Take a stroll down memory lane with these popular 90s fitness trends.
Depending on your age, you may have no idea what we’re talking about in this article, but for those old enough, there were some interesting ’90s fitness trends that took place.
The ’90s was an era of innovative fitness trends that marked a turning point in how people approached fitness. From high-intensity workouts to new exercise equipment, the ’90s fitness trends brought several significant changes to the industry.
Let’s take a stroll down memory lane and look at some of the ’90s fitness trends that were popular.
We had some great ’90s fitness trends and some not-so-great. Below are the top seven fitness trends of the ’90s:
There’s dancin’ to the oldies, and then there’s Jazzercise. Women (and men) flocked to do their Jazzercise workouts, where they would dance to choreographed music and burn calories with a smile on their faces. It was like a party, only while exercising at the same time. It’s hard not to talk about Jazzercise when you bring up ’90s fitness trends.

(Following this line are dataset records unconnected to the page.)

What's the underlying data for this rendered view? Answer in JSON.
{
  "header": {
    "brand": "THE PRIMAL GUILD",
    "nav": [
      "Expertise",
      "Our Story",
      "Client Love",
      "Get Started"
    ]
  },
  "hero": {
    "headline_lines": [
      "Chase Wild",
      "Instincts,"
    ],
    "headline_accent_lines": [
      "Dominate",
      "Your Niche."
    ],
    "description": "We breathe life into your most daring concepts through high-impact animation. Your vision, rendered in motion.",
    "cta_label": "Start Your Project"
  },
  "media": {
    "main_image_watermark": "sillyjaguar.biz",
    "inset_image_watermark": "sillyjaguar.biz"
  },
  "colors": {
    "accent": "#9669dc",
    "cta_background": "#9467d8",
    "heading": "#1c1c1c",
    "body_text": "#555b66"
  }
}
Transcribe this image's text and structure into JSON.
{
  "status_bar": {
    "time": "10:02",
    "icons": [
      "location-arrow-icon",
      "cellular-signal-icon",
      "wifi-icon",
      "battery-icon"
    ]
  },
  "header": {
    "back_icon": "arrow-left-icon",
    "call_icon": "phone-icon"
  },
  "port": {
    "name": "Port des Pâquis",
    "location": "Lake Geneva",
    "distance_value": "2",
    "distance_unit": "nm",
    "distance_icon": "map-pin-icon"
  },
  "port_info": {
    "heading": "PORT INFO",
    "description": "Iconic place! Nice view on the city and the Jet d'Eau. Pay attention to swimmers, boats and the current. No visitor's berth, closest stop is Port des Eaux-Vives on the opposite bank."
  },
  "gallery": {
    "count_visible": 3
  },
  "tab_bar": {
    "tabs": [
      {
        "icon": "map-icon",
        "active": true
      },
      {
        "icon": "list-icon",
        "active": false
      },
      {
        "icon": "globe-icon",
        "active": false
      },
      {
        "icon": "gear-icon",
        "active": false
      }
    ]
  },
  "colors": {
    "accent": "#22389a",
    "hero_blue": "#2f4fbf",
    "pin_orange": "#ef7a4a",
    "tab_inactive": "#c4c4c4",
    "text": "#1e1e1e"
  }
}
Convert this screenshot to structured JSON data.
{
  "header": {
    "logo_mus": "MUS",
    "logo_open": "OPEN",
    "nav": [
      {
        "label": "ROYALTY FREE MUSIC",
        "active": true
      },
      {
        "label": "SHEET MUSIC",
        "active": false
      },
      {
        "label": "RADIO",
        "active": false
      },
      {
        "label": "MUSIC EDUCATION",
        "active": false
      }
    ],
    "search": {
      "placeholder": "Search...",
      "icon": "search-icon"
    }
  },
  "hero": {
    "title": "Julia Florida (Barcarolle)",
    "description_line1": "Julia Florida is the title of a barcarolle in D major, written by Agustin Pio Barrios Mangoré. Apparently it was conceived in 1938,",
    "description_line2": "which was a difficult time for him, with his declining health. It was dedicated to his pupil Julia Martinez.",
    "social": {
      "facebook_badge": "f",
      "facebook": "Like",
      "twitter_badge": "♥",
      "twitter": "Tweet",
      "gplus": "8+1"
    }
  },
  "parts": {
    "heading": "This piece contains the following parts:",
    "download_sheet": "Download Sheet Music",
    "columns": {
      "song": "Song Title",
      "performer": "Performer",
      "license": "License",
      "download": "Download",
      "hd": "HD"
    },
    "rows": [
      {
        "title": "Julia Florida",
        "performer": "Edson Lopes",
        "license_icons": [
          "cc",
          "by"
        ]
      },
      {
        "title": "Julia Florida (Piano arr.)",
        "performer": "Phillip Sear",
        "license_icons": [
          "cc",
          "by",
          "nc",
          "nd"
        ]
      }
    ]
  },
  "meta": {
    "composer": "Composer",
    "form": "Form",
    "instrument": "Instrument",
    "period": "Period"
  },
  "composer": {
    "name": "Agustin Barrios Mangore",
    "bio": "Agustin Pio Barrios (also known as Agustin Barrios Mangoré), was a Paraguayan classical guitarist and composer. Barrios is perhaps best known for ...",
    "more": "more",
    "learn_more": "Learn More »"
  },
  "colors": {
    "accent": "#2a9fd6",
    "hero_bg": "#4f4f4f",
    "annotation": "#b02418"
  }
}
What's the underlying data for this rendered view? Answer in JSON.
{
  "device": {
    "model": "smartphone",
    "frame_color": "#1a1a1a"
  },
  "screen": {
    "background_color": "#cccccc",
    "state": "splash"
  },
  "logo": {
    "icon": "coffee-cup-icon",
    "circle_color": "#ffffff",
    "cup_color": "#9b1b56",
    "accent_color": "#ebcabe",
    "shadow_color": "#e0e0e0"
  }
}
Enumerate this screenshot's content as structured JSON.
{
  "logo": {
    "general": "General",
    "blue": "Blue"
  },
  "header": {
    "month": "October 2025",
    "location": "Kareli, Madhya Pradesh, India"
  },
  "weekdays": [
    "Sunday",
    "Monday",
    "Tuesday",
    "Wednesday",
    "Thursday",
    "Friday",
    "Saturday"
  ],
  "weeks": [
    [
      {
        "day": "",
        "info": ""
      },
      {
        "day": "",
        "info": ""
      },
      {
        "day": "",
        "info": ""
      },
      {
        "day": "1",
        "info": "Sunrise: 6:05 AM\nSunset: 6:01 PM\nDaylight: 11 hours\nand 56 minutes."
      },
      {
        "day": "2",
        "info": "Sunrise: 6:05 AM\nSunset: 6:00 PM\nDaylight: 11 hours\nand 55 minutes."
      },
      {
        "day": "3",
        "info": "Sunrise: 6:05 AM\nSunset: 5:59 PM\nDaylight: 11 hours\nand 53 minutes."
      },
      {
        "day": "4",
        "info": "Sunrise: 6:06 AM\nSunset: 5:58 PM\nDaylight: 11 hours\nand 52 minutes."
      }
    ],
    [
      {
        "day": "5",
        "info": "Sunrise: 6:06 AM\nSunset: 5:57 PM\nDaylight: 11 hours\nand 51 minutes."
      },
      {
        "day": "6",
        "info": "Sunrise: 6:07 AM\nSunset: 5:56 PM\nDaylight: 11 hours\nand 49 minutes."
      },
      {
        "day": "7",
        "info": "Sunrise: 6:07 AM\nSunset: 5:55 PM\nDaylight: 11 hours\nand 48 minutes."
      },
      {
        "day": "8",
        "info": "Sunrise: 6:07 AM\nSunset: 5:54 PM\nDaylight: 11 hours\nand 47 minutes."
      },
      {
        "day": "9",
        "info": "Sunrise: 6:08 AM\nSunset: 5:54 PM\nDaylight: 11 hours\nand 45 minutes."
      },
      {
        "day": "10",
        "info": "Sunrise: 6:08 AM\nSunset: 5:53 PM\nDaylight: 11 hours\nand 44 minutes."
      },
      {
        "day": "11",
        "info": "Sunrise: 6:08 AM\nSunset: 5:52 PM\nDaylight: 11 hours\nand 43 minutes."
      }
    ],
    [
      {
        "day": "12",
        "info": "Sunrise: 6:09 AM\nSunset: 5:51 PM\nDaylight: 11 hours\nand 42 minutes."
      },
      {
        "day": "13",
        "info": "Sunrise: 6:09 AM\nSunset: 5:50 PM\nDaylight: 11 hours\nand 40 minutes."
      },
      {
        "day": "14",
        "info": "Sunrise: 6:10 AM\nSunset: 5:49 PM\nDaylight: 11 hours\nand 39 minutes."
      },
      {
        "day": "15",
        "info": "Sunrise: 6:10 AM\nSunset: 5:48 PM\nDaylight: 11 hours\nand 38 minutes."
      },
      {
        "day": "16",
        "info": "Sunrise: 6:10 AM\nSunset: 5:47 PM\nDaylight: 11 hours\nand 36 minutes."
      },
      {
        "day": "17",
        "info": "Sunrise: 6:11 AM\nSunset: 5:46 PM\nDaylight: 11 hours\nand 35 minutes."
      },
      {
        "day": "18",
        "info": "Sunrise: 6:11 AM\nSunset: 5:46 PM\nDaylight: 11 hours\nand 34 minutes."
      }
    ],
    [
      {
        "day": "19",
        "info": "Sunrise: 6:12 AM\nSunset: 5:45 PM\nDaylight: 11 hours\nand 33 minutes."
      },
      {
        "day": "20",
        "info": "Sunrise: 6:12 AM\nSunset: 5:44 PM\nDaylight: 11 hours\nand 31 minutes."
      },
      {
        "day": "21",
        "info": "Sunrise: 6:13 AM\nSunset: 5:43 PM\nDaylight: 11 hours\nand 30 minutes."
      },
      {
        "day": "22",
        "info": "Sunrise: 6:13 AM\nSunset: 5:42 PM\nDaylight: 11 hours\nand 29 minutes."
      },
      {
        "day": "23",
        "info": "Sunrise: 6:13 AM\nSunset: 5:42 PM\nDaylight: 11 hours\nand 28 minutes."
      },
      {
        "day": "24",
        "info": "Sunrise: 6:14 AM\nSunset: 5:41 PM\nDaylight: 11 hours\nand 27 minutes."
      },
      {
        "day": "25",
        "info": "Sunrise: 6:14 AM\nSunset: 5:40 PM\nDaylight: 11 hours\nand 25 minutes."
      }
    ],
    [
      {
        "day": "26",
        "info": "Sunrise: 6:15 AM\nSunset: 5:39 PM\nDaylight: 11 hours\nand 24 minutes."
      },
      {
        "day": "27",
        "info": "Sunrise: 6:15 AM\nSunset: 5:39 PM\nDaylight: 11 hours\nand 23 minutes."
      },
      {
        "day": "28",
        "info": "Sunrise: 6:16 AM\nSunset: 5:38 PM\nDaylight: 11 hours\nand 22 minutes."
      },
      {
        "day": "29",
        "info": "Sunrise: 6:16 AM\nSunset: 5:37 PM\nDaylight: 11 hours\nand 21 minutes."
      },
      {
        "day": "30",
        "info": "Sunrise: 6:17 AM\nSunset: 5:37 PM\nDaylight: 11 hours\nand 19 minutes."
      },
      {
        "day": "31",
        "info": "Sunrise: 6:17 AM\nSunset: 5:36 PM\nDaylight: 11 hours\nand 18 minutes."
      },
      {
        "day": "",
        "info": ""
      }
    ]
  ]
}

Step aerobics was one of the most popular forms of aerobics in the ’90s, and for a good reason. The high-energy, fast-paced workouts combined with simple, easy-to-follow steps made it a hit among fitness enthusiasts. Whether getting their workouts in a gym or via VHS and a step they purchased for their home, everyone was doing step aerobics.
One of the hottest videos that were sold in the ’90s is by far the Buns of Steel. Between the lycra and Pilates-style exercises, this was one of the most sought-after ’90s fitness trends out there. Women would toss these videos in their VHS players and would be off to sculpt and shape their glutes.
Tae-Bo was a new form of workout that combined traditional martial arts techniques with high-intensity cardio movements. Each session was led by celebrity (at the time) Billy Blanks. The dynamic workout was an instant hit and soon became one of the most popular ’90s fitness trends.
Pilates is a form of exercise that focuses on strengthening the core and improving posture. In the ’90s, Pilates started to gain popularity among celebrities and fitness enthusiasts who were looking for a low-impact workout that provided both physical and mental benefits. Surprisingly enough, this is one of the ’90s fitness trends that is still going strong to this day.
Does the name Suzanne Somers ring a bell? Somers was one of the models for ThighMaster, where every woman wanted to have sculpted legs that mirrored Somers’, and guys would get caught staring in awe of her beauty. ThighMaster was one of the best-selling at-home pieces of exercise equipment in the ’90s, and the commercials definitely drove sales. It is said that Somers has made upwards of $300M from ThighMaster.
Stationary bikes became a popular piece of workout equipment in the ’90s, thanks to the advent of indoor cycling classes. The bikes allowed people to get a high-intensity workout in a comfortable, indoor environment without even needing to leave their homes. While one of the popular ’90s fitness trends, stationary bikes have evolved and are found in many homes across the US today.